3.3. L’ultimo motivo, che fa riferimento al termine di prescrizione ad oggi maturato, è del tutto generico e, comunque, precluso in questa sede.
Ed invero, in ricorso non si sostiene che il reato fosse prescritto già al momento della pronuncia della sentenza qui impugnata, posto che lo stesso ricorrente considera operante la sospensione del processo per anni uno e mesi sei considerata dalla Corte territoriale in forza della I. 103/2017 e che il reato è stato commesso in epoca antecedente e prossima al 13 settembre 2017, sicché, alla data della sentenza impugnata, il complessivo termine di anni sei e mesi sei di reclusione conseguentemente risultante anche in forza delle interruzioni intervenute non potrebbe certamente dirsi decorso. A prescindere dal rilievo se tale conclusione sia o meno condivisibile, vale, dunque, il principio giusta il quale l’inammissibilità del ricorso per cassazione preclude la possibilità di rilevare d’ufficio, ai sensi degli artt. 129 e 609 comma secondo, cod. proc. pen., l’estinzione del reato per prescrizione maturata in data anteriore alla pronuncia della sentenza di appello, ma non rilevata né eccepita in quella sede e neppure in quanto tale dedotta con i motivi di ricorso (Sez. U, n. 12602 del 17/12/2015, dep. 2016, Ricci, Rv. 266818).

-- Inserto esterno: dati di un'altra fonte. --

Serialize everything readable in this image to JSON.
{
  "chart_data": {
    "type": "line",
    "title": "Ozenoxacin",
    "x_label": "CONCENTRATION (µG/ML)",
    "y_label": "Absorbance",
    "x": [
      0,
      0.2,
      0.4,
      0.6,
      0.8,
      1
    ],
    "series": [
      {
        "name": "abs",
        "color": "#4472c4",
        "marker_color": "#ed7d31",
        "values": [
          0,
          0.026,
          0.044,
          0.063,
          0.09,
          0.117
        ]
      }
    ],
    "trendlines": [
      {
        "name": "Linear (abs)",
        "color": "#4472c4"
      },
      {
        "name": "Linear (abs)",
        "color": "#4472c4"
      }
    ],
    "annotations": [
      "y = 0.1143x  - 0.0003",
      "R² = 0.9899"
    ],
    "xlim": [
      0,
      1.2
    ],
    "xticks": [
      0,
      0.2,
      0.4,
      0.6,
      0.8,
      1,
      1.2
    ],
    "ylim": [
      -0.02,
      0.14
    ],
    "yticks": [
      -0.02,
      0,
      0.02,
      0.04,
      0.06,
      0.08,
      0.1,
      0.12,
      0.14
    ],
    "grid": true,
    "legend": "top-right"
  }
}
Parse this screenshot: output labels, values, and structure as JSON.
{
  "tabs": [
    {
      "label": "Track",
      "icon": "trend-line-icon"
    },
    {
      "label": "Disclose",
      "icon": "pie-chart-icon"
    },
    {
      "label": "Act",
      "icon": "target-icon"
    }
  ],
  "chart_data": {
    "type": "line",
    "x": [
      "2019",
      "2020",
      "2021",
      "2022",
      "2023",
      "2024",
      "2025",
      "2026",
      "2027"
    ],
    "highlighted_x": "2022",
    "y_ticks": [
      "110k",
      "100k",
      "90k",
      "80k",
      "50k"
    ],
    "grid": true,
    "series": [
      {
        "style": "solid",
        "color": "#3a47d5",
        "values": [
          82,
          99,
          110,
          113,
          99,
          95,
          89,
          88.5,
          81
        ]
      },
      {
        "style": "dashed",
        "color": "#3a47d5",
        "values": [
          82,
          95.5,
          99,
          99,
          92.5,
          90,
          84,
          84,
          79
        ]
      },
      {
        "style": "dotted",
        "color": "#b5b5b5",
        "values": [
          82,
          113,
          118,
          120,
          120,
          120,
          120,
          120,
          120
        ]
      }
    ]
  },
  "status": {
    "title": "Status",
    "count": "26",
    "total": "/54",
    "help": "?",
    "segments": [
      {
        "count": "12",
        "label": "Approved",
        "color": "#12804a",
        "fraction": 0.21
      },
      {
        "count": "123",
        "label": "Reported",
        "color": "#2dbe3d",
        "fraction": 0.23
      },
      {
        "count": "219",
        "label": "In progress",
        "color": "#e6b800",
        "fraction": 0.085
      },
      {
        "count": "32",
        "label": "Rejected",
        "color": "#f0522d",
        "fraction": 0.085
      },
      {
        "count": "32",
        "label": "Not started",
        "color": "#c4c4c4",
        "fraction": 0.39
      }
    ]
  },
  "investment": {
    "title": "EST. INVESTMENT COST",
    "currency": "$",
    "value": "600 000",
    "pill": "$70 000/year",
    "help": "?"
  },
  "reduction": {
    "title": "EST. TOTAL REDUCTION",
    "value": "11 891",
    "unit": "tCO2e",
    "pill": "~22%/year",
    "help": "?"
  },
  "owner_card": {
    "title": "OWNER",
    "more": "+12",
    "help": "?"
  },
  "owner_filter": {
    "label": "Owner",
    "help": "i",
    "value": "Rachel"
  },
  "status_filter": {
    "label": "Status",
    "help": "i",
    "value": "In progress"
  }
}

Ciò posto, essendo i motivi esaminati inammissibili, il Collegio non può sul punto compiere alcun ulteriore accertamento in mancanza di un valido rapporto di impugnazione che consenta a questa Corte la possibilità di rilevare e dichiarare le cause di non punibilità a norma dell’art. 129 cod. proc. pen. (v. anche Sez. U, n. 32 del 22/11/2000, dep. 2001, D.L., Rv. 217266), non potendo quindi neppure rilevare la prescrizione eventualmente intervenuta nelle more del procedimento di legittimità (Sez. 2, n. 28848 del 08/05/2013, COGNOME, Rv. 256463).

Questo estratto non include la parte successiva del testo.